Young habesha girl and boy trade maize for school fees.
I think of the excesses that many people have in the world, yet they often don’t enjoy or appreciate them; I’m reminded of how there is so much strife for monetary wealth. To quote the words of my mother, a kind woman who never had much material wealth, and who would give the last penny in her purse to a needy neighbour, “You didn’t bring any money with you into the world and you’re not going to take any with you when you leave.”
Amhara boys covering themselves away from the cold.
Sure, terrible poverty does not breed happiness, but then material excess is not the key either. Somewhere between the two extremes, the Havenots and Havelots, there is a place where the Havegots dwell with contentedness, tolerance, a sense of belonging, humour, compassion and humanity, without greed, prejudice, misguided strife, animosity or arrogance; where the true jewels of life are valued;
main trading point in badir dar close to the lake tana.
Where there is no greed or selfish exploitation of others, and where the goal for everyone to make life better for everybody else. Knowledge, humility and humanity constitute the currency that makes people truly rich, and the more of these they have and spend, the wealthier they, their children and the society around them become.
A beautiful landscape en route to Addis from Gondar. A blessed country side.

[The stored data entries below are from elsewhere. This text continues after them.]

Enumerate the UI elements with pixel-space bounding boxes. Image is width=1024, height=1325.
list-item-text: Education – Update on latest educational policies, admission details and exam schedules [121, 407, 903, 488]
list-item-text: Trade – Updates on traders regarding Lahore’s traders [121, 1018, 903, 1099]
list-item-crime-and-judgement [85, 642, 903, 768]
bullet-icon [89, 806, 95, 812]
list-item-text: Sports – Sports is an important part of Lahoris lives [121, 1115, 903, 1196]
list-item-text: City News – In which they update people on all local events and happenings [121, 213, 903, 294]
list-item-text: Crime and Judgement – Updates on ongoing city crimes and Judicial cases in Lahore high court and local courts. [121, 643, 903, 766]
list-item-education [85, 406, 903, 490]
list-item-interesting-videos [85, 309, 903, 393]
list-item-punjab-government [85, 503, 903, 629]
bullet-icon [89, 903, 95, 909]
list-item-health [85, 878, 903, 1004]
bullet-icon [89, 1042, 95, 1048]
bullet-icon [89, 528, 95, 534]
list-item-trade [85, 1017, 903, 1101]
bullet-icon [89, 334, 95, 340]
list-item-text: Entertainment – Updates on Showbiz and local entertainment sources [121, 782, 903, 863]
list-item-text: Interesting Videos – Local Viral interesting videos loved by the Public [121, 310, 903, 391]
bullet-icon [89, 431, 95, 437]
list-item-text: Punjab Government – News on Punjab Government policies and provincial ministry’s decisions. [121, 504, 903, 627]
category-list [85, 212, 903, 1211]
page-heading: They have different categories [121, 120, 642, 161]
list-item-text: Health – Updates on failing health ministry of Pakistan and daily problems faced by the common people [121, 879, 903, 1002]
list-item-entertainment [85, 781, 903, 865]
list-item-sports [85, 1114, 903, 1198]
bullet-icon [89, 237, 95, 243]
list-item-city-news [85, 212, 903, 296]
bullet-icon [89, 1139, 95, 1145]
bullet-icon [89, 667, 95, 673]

One of my observations was basically, how the ethiopian people and culture is so inter twined that they assist each other whenever a problem arises. During my 13 hour trip from Bahir dar to Addis, I did not fail to realize how the passengers in the mini bus i was traveling in, began contributing money just to offer to the road side monasteries that were up in the hills.
Sudan – Ethiopia border.
This is a common thing that they get to do always when traveling, since it brings more blessing s to them and their journey as well. Generally Ethiopian have a culture of giving and thats what i admired amongst all the things that i got to observe during my stay. I really liked Gondar and was amazed that Ethiopia still has its history intact, 400 years now. Emperor Fasilidas empire and palace still stand at Gondar which was the capital of ethiopia in 1636.
Emperor Fasilidas main capital of control in the early 1636. 400 years plus and it still stands strong.
Back to the cost of living in Ethiopia, you can eat a tasty main course Ethiopian injera meal in a very reasonable restaurant and have two Meta or Saint George beers to go with it for less than 4 dollars, or have a cup of the best coffee you ever tasted, along with a gigantic piece of invitingly seductive white forest cake, for less than a dollar.
Entrance to the main castle and palace.
I must mention that Ethiopia indeed was amazing and am looking to paying another visit to this wonderful country soon if not later.